Detective David Haynes testified that he discovered blood on the jagged glass in the broken door at the burglarized liquor store. He further stated that when questioning appellant at 10 a.m. on January 3, about whether he was connected with the crime he noticed two fresh cuts on appellant's forearm several inches above the wrist.
*330 Finally, Herbert Irwin, a police chemist and expert witness testified that it was his opinion the piece of metal found by the liquor store owner when sweeping his floor was broken off the tire iron found in the maroon 1963 Chevrolet. Irvin found glass fragments imbedded in the shoes removed from appellant as well as inside the shoe itself. He also removed glass from appellant's shirt. Irvin ran two tests on (1) specific gravity of the glass and (2) spectographic analysis of the glass. In his opinion the glass fragments removed from appellant's shoes and shirt were identical with the glass taken from the broken door.
On cross examination appellant testified that he had been bar hopping all the previous night and because he was drinking he couldn't remember much. His explanation was that the cuts on his wrist and the glass taken from his clothing were from a repair job he did on a broken headlight at the gas station at which he was employed. The change he claims was his tip money. The broken tire iron and the cash register key went unexplained.

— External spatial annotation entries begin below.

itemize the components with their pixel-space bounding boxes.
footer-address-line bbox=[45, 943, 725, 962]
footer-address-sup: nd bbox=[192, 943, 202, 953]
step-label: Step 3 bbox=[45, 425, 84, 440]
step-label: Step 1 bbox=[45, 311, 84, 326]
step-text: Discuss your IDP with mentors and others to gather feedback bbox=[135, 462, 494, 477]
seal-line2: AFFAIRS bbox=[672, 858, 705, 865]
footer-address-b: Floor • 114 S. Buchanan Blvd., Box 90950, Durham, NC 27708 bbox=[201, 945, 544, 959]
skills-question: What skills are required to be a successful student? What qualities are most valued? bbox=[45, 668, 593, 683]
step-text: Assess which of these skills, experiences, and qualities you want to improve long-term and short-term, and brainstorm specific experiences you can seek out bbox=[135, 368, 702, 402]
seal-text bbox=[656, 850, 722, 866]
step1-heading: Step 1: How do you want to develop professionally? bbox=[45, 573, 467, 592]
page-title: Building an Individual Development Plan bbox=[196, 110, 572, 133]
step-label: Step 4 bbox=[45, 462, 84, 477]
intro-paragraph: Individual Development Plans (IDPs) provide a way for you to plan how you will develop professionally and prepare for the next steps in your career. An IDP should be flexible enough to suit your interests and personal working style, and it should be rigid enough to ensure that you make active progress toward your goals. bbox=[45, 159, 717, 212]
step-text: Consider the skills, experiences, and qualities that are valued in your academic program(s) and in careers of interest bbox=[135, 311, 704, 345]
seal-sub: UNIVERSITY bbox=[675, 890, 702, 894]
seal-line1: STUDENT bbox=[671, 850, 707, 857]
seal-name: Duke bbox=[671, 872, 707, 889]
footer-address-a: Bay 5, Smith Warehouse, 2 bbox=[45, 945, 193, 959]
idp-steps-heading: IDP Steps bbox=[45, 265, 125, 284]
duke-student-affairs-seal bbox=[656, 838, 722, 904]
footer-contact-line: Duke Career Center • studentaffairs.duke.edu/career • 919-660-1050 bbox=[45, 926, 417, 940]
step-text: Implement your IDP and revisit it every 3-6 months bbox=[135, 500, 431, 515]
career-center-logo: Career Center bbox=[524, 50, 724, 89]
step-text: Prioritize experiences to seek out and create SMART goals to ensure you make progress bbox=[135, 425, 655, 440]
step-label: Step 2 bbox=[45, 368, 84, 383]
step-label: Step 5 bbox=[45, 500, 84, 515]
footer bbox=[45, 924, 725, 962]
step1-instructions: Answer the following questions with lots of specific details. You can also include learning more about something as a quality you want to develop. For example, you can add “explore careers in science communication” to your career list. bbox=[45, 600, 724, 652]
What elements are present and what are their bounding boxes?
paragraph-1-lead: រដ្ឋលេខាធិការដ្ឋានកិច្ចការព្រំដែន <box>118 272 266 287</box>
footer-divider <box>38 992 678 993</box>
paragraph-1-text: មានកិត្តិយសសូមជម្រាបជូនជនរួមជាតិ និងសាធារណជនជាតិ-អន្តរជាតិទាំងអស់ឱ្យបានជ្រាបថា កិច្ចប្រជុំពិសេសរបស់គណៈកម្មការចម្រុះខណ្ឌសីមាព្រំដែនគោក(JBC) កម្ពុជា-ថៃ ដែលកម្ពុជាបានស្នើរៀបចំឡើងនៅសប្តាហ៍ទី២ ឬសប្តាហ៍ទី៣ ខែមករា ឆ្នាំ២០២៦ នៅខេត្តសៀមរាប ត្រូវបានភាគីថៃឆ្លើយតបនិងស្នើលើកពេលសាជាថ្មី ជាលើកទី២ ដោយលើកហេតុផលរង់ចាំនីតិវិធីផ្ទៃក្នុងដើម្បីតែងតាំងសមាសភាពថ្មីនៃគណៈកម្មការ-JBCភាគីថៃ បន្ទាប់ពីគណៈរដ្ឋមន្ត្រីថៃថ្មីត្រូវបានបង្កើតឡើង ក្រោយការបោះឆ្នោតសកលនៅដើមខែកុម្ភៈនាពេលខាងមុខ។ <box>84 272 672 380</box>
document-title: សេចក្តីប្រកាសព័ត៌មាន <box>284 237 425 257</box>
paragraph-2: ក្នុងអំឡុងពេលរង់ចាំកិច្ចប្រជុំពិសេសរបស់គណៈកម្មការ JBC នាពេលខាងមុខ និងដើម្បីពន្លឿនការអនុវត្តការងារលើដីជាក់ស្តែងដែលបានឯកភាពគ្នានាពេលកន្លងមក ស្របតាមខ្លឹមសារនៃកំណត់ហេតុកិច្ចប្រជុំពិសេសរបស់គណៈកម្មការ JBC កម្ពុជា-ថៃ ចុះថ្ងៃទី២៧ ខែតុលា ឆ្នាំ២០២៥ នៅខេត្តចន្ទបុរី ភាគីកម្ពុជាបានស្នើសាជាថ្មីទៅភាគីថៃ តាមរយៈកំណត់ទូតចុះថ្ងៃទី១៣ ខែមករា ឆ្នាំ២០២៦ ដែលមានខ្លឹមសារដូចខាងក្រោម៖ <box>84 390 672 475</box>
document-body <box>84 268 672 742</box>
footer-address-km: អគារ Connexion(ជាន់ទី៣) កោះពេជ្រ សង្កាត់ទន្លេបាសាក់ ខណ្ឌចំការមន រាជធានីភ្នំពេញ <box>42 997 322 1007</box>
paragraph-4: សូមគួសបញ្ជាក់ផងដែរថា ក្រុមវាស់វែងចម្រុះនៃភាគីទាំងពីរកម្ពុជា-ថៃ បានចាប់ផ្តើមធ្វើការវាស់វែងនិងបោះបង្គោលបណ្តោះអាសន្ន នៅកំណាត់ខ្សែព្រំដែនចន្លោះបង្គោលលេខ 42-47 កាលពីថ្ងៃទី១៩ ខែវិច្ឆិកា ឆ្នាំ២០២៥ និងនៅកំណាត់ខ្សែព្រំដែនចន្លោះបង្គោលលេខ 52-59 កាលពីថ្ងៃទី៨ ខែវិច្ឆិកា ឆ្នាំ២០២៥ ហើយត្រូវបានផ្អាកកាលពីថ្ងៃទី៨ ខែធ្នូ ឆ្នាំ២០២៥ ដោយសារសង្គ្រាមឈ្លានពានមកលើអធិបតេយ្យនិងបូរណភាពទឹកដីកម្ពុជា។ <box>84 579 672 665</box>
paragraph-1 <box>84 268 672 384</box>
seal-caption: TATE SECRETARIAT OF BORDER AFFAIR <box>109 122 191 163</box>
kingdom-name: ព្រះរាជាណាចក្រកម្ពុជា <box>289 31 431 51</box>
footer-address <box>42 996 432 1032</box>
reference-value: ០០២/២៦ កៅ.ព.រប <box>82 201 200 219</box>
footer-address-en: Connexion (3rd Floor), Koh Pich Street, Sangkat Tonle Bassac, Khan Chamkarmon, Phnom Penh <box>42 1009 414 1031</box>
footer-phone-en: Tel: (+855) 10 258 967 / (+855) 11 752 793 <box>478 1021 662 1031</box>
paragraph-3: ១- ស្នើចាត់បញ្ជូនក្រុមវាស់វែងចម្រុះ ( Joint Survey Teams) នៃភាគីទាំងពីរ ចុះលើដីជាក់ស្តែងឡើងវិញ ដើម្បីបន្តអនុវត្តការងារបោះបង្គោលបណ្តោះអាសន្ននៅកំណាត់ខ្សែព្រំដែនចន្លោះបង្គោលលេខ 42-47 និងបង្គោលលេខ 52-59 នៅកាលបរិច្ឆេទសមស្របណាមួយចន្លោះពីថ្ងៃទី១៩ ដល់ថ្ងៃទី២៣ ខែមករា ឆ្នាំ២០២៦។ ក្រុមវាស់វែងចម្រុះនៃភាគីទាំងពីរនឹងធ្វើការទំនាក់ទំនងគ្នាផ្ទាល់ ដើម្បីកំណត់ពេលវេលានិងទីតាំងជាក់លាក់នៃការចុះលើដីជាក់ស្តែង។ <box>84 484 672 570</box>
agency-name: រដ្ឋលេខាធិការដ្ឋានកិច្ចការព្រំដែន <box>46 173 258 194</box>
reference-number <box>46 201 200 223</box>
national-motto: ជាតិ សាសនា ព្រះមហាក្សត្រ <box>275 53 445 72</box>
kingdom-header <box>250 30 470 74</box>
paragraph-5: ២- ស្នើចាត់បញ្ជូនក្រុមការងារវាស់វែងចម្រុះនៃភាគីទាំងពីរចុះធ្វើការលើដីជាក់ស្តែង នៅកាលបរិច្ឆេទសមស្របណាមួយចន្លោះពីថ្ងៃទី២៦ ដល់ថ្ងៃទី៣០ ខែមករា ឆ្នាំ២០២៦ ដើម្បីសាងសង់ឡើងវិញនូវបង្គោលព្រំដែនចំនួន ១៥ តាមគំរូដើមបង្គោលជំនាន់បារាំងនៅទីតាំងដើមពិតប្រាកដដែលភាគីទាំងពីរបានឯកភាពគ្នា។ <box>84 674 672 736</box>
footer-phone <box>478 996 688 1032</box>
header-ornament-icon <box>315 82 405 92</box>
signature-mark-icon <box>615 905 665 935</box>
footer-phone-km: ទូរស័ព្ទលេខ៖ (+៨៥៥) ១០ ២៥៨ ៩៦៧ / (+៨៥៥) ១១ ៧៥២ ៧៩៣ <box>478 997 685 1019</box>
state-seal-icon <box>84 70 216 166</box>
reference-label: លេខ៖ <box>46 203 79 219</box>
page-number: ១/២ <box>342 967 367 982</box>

In regard to appellant's contention that there is illegally seized evidence we have held that the test regarding the legality of a search and seizure is whether it was reasonable under the circumstances. State v. Tigue, 95 Ariz. 45, 386 P.2d 402. Here the police had a description of a vehicle similar to the one appellant was driving. There was no other way to find the burglar except to keep on the alert for the vehicle described. Appellant was parked and apparently sleeping at the side of the road and the police, under this circumstance alone had cause to make a routine investigation.
It is clear that appellant consented to the search of the vehicle. While it is quite apparent that this was a legal search and seizure the law is clear that a defendant may waive his constitutional right by freely consenting to an otherwise unauthorized search and seizure. State v. Farmer, 97 Ariz. 348, 400 P.2d 580.
As to appellant's contention that the evidence is insufficient to convict we have held that the sufficiency of evidence to support a verdict will be viewed in a light most favorable to the state and all reasonable inferences therefrom must be taken in a manner unfavorable to defendant. State v. Hernandez, 96 Ariz. 28, 391 P.2d 586.
Finally, it is basic that sentencing is left to the discretion of the judge so long as he stays within the statutory limits, and his determination will not be modified except for abuse. State v. Vineyard, 96 Ariz. 76, 392 P.2d 30. Here the appellant had a list of prior convictions and the judge took these into consideration.
Affirmed.
LOCKWOOD, C.J., STRUCKMEYER, V.C.J., and UDALL and McFARLAND, JJ., concur.